Sunday, 25 June 2017

[article] Five Popular Books I Felt Ambivalent About



Five Popular Books I Felt Ambivalent About



Or, The Hype Fails Me Spectacularly



I reckon everyone knows what it is like to have the book hype fail you. That novel that's been plastered all over your Goodreads feed for weeks, that all your friends are raving about turns out to have boring main characters, a glaring love triangle, it's saturated with purple prose and terrible metaphors, or it's just flat out boring. Whatever the reason, you try this massively popular book and just think Jesus, I have massively missed something because man, this is terrible.


I virtually never buy a book based on just hype or impulse, I'll look at a few reviews on Goodreads and Amazon and carefully read the back. Somehow, these five popular books managed to pass the review checks and still turned out to be very disappointing in my experience. A similar article on less popular but equally bad books can be found here.




In the dark, filthy salt mines of Endovier, an eighteen-year-old girl is serving a life sentence. She is a trained assassin, the best of her kind, but she made a fatal mistake. She got caught.

Throne of Glass

A controversial first choice, Throne of Glass sounded right up my street: deadly assassin, fantasy setting, royalty, a praised writer. Instead I got a cliche infested snooze fest with a main character more concerned with dresses and boys than being an assassin and staying alive. I also recall her being very I'm not like other girls, which never goes down well with me. After enjoying Maas other series, A Court of Thorns and Roses, I do plan on giving this series another shot, but I was absolutely unimpressed by Throne of Glass.




Four decades of peace have done little to ease the mistrust between humans and dragons in the kingdom of Goredd. Folding themselves into human shape, dragons attend court as ambassadors, and lend their rational, mathematical minds to universities as scholars and teachers. 

Seraphina

Seraphina probably isn't as high profile as some of the other books on this list, but it's a reasonably well-known book and has solid reviews. Unfortunately, I've tried to read it three times and never finished. I love dragons! Seraphina is all about dragons! So why couldn't I get into this at all? I'm not sure because, in theory, it checked all my rave boxes but managed to be memorably boring.
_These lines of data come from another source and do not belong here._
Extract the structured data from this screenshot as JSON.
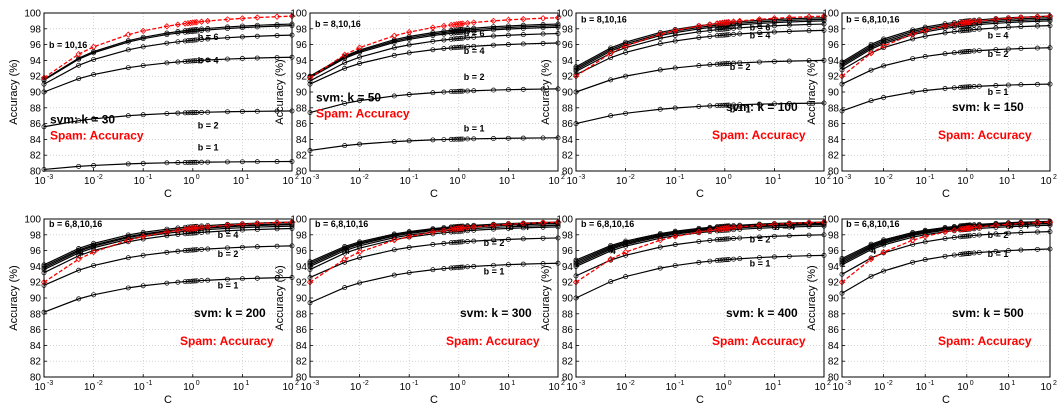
{
  "chart_data": {
    "type": "line",
    "layout": "2x4 grid",
    "x_scale": "log",
    "xlabel": "C",
    "ylabel": "Accuracy (%)",
    "xlim": [
      0.001,
      100
    ],
    "ylim": [
      80,
      100
    ],
    "x_ticks": [
      "10-3",
      "10-2",
      "10-1",
      "100",
      "101",
      "102"
    ],
    "y_ticks": [
      80,
      82,
      84,
      86,
      88,
      90,
      92,
      94,
      96,
      98,
      100
    ],
    "grid": true,
    "x_points": [
      0.001,
      0.005,
      0.01,
      0.05,
      0.1,
      0.3,
      0.5,
      0.7,
      0.8,
      0.9,
      1,
      1.1,
      1.2,
      1.5,
      2,
      5,
      10,
      20,
      50,
      100
    ],
    "colors": {
      "svm": "#000000",
      "spam": "#ff0000"
    },
    "series_label_prefix": "svm: k = ",
    "spam_label": "Spam: Accuracy",
    "panels": [
      {
        "k": 30,
        "svm_label": "svm: k = 30",
        "spam_label": "Spam: Accuracy",
        "label_pos": "mid-left",
        "labels": [
          {
            "text": "b = 10,16",
            "lx": -2.9,
            "ly": 95.6
          },
          {
            "text": "b = 6",
            "lx": 0.1,
            "ly": 96.6
          },
          {
            "text": "b = 4",
            "lx": 0.1,
            "ly": 93.6
          },
          {
            "text": "b = 2",
            "lx": 0.1,
            "ly": 85.4
          },
          {
            "text": "b = 1",
            "lx": 0.1,
            "ly": 82.6
          }
        ],
        "series": [
          {
            "name": "b = 16",
            "start": 91.6,
            "end": 98.6
          },
          {
            "name": "b = 10",
            "start": 91.5,
            "end": 98.4
          },
          {
            "name": "b = 6",
            "start": 91.0,
            "end": 97.2
          },
          {
            "name": "b = 4",
            "start": 90.0,
            "end": 94.4
          },
          {
            "name": "b = 2",
            "start": 85.6,
            "end": 87.6
          },
          {
            "name": "b = 1",
            "start": 80.2,
            "end": 81.2
          }
        ],
        "spam": {
          "start": 91.8,
          "end": 99.6
        }
      },
      {
        "k": 50,
        "svm_label": "svm: k = 50",
        "spam_label": "Spam: Accuracy",
        "label_pos": "mid-left",
        "labels": [
          {
            "text": "b = 8,10,16",
            "lx": -2.9,
            "ly": 98.2
          },
          {
            "text": "b = 6",
            "lx": 0.1,
            "ly": 97.0
          },
          {
            "text": "b = 4",
            "lx": 0.1,
            "ly": 94.8
          },
          {
            "text": "b = 2",
            "lx": 0.1,
            "ly": 91.5
          },
          {
            "text": "b = 1",
            "lx": 0.1,
            "ly": 85.0
          }
        ],
        "series": [
          {
            "name": "b = 16",
            "start": 92.0,
            "end": 98.6
          },
          {
            "name": "b = 10",
            "start": 91.9,
            "end": 98.4
          },
          {
            "name": "b = 8",
            "start": 91.8,
            "end": 98.2
          },
          {
            "name": "b = 6",
            "start": 91.4,
            "end": 97.4
          },
          {
            "name": "b = 4",
            "start": 91.0,
            "end": 96.2
          },
          {
            "name": "b = 2",
            "start": 87.4,
            "end": 90.4
          },
          {
            "name": "b = 1",
            "start": 82.6,
            "end": 84.2
          }
        ],
        "spam": {
          "start": 91.8,
          "end": 99.4
        }
      },
      {
        "k": 100,
        "svm_label": "svm: k = 100",
        "spam_label": "Spam: Accuracy",
        "label_pos": "lower-right",
        "labels": [
          {
            "text": "b = 8,10,16",
            "lx": -2.9,
            "ly": 98.8
          },
          {
            "text": "b = 6",
            "lx": 0.5,
            "ly": 97.8
          },
          {
            "text": "b = 4",
            "lx": 0.5,
            "ly": 96.8
          },
          {
            "text": "b = 2",
            "lx": 0.1,
            "ly": 92.8
          },
          {
            "text": "b = 1",
            "lx": 0.1,
            "ly": 87.4
          }
        ],
        "series": [
          {
            "name": "b = 16",
            "start": 93.2,
            "end": 99.4
          },
          {
            "name": "b = 10",
            "start": 93.0,
            "end": 99.2
          },
          {
            "name": "b = 8",
            "start": 92.8,
            "end": 99.0
          },
          {
            "name": "b = 6",
            "start": 92.6,
            "end": 98.6
          },
          {
            "name": "b = 4",
            "start": 92.2,
            "end": 97.8
          },
          {
            "name": "b = 2",
            "start": 90.0,
            "end": 94.0
          },
          {
            "name": "b = 1",
            "start": 86.0,
            "end": 88.6
          }
        ],
        "spam": {
          "start": 92.0,
          "end": 99.6
        }
      },
      {
        "k": 150,
        "svm_label": "svm: k = 150",
        "spam_label": "Spam: Accuracy",
        "label_pos": "lower-right",
        "labels": [
          {
            "text": "b = 6,8,10,16",
            "lx": -2.9,
            "ly": 98.8
          },
          {
            "text": "b = 4",
            "lx": 0.5,
            "ly": 96.8
          },
          {
            "text": "b = 2",
            "lx": 0.5,
            "ly": 94.4
          },
          {
            "text": "b = 1",
            "lx": 0.5,
            "ly": 89.6
          }
        ],
        "series": [
          {
            "name": "b = 16",
            "start": 93.8,
            "end": 99.6
          },
          {
            "name": "b = 10",
            "start": 93.6,
            "end": 99.4
          },
          {
            "name": "b = 8",
            "start": 93.4,
            "end": 99.2
          },
          {
            "name": "b = 6",
            "start": 93.2,
            "end": 99.0
          },
          {
            "name": "b = 4",
            "start": 92.8,
            "end": 98.4
          },
          {
            "name": "b = 2",
            "start": 91.0,
            "end": 95.6
          },
          {
            "name": "b = 1",
            "start": 87.6,
            "end": 91.0
          }
        ],
        "spam": {
          "start": 92.0,
          "end": 99.6
        }
      },
      {
        "k": 200,
        "svm_label": "svm: k = 200",
        "spam_label": "Spam: Accuracy",
        "label_pos": "lower-right",
        "labels": [
          {
            "text": "b = 6,8,10,16",
            "lx": -2.9,
            "ly": 99.0
          },
          {
            "text": "b = 4",
            "lx": 0.5,
            "ly": 97.6
          },
          {
            "text": "b = 2",
            "lx": 0.5,
            "ly": 95.2
          },
          {
            "text": "b = 1",
            "lx": 0.5,
            "ly": 91.2
          },
          {
            "text": "4",
            "lx": -2.3,
            "ly": 95.4
          }
        ],
        "series": [
          {
            "name": "b = 16",
            "start": 94.2,
            "end": 99.6
          },
          {
            "name": "b = 10",
            "start": 94.0,
            "end": 99.4
          },
          {
            "name": "b = 8",
            "start": 93.8,
            "end": 99.3
          },
          {
            "name": "b = 6",
            "start": 93.6,
            "end": 99.1
          },
          {
            "name": "b = 4",
            "start": 93.2,
            "end": 98.8
          },
          {
            "name": "b = 2",
            "start": 91.6,
            "end": 96.6
          },
          {
            "name": "b = 1",
            "start": 88.2,
            "end": 92.6
          }
        ],
        "spam": {
          "start": 92.0,
          "end": 99.6
        }
      },
      {
        "k": 300,
        "svm_label": "svm: k = 300",
        "spam_label": "Spam: Accuracy",
        "label_pos": "lower-right",
        "labels": [
          {
            "text": "b = 6,8,10,16",
            "lx": -2.9,
            "ly": 99.0
          },
          {
            "text": "b = 4",
            "lx": 1.0,
            "ly": 98.6
          },
          {
            "text": "b = 2",
            "lx": 0.5,
            "ly": 96.6
          },
          {
            "text": "b = 1",
            "lx": 0.5,
            "ly": 93.0
          },
          {
            "text": "4",
            "lx": -2.3,
            "ly": 95.6
          }
        ],
        "series": [
          {
            "name": "b = 16",
            "start": 94.6,
            "end": 99.6
          },
          {
            "name": "b = 10",
            "start": 94.4,
            "end": 99.5
          },
          {
            "name": "b = 8",
            "start": 94.2,
            "end": 99.4
          },
          {
            "name": "b = 6",
            "start": 94.0,
            "end": 99.2
          },
          {
            "name": "b = 4",
            "start": 93.6,
            "end": 99.0
          },
          {
            "name": "b = 2",
            "start": 92.6,
            "end": 97.6
          },
          {
            "name": "b = 1",
            "start": 89.4,
            "end": 94.4
          }
        ],
        "spam": {
          "start": 92.0,
          "end": 99.6
        }
      },
      {
        "k": 400,
        "svm_label": "svm: k = 400",
        "spam_label": "Spam: Accuracy",
        "label_pos": "lower-right",
        "labels": [
          {
            "text": "b = 6,8,10,16",
            "lx": -2.9,
            "ly": 99.0
          },
          {
            "text": "b = 4",
            "lx": 1.0,
            "ly": 98.6
          },
          {
            "text": "b = 2",
            "lx": 0.5,
            "ly": 97.0
          },
          {
            "text": "b = 1",
            "lx": 0.5,
            "ly": 94.0
          },
          {
            "text": "4",
            "lx": -2.3,
            "ly": 95.6
          }
        ],
        "series": [
          {
            "name": "b = 16",
            "start": 94.8,
            "end": 99.6
          },
          {
            "name": "b = 10",
            "start": 94.6,
            "end": 99.5
          },
          {
            "name": "b = 8",
            "start": 94.4,
            "end": 99.4
          },
          {
            "name": "b = 6",
            "start": 94.2,
            "end": 99.3
          },
          {
            "name": "b = 4",
            "start": 94.0,
            "end": 99.1
          },
          {
            "name": "b = 2",
            "start": 92.8,
            "end": 98.0
          },
          {
            "name": "b = 1",
            "start": 90.0,
            "end": 95.4
          }
        ],
        "spam": {
          "start": 92.0,
          "end": 99.6
        }
      },
      {
        "k": 500,
        "svm_label": "svm: k = 500",
        "spam_label": "Spam: Accuracy",
        "label_pos": "lower-right",
        "labels": [
          {
            "text": "b = 6,8,10,16",
            "lx": -2.9,
            "ly": 99.0
          },
          {
            "text": "b = 4",
            "lx": 1.0,
            "ly": 98.8
          },
          {
            "text": "b = 2",
            "lx": 0.5,
            "ly": 97.6
          },
          {
            "text": "b = 1",
            "lx": 0.5,
            "ly": 95.2
          },
          {
            "text": "4",
            "lx": -2.3,
            "ly": 95.6
          }
        ],
        "series": [
          {
            "name": "b = 16",
            "start": 95.0,
            "end": 99.7
          },
          {
            "name": "b = 10",
            "start": 94.8,
            "end": 99.6
          },
          {
            "name": "b = 8",
            "start": 94.6,
            "end": 99.5
          },
          {
            "name": "b = 6",
            "start": 94.4,
            "end": 99.4
          },
          {
            "name": "b = 4",
            "start": 94.2,
            "end": 99.2
          },
          {
            "name": "b = 2",
            "start": 93.0,
            "end": 98.4
          },
          {
            "name": "b = 1",
            "start": 90.6,
            "end": 96.2
          }
        ],
        "spam": {
          "start": 92.0,
          "end": 99.6
        }
      }
    ]
  }
}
It happens at the start of every November: the Scorpio Races. Riders attempt to keep hold of their water horses long enough to make it to the finish line. Some riders live. Others die.

The Scorpio Races

I love The Raven Cycle. It ranks up there with my all time favourite YA but The Scorpio Races? Nah. Not even close. It's got deadly horses, a vicious race, a girl struggling to prove herself, it's written by Maggie Stiefvater but none of this could save the boring, romance-saturated, lacklustre Scorpio Races. Absolutely nothing happens for ages but, for some reason, all of my Goodreads friends love it (just checked, my average friend rating for this is 4.06). Yawn.




An orphan's life is harsh — and often short — in the island city of Camorr, built on the ruins of a mysterious alien race. But born with a quick wit and a gift for thieving, Locke Lamora has dodged both death and slavery, only to fall into the hands of an eyeless priest known as Chains — a man who is neither blind nor a priest.

The Lies of Locke Lamora

The Lies of Locke Lamora is the biggest disappointment of the list. It's got a band of petty thieves, heists, morally grey main characters, is endorsed by some of my favourite writers and has comparisons to The Name of the Wind by Rothfuss. None of this got me past page 50. It was confusing and boring and tedious and it makes me very sad because, despite the skew of this blog towards YA, fantasy is my favourite genre, I love it like nothing else. The Lies of Locke Lamora, however, I did not love, I didn't even manage to care. Perhaps some other day I'll struggle on. But not this day.



At seventeen, Norah has accepted that the four walls of her house delineate her life. She knows that fearing everything from inland tsunamis to odd numbers is irrational, but her mind insists the world outside is too big, too dangerous. So she stays safe inside, watching others’ lives through her windows and social media feed.


Under Rose-Tainted Skies

Every so often I make an active effort to diversify my reading; in this case, I picked up Under Rose-Tainted Skies because of the main character with OCD, agoraphobia and anxiety. Whilst it has an insightful and respectful portrayal of these issues, the book itself is directionless with flat characters and an even duller, insipid romance. I enjoyed Am I Normal Yet?, a book with a similar focus, much more. I'm just glad I borrowed Under Rose-Tainted Skies rather than buying it.


Which popular books have you found disappointing?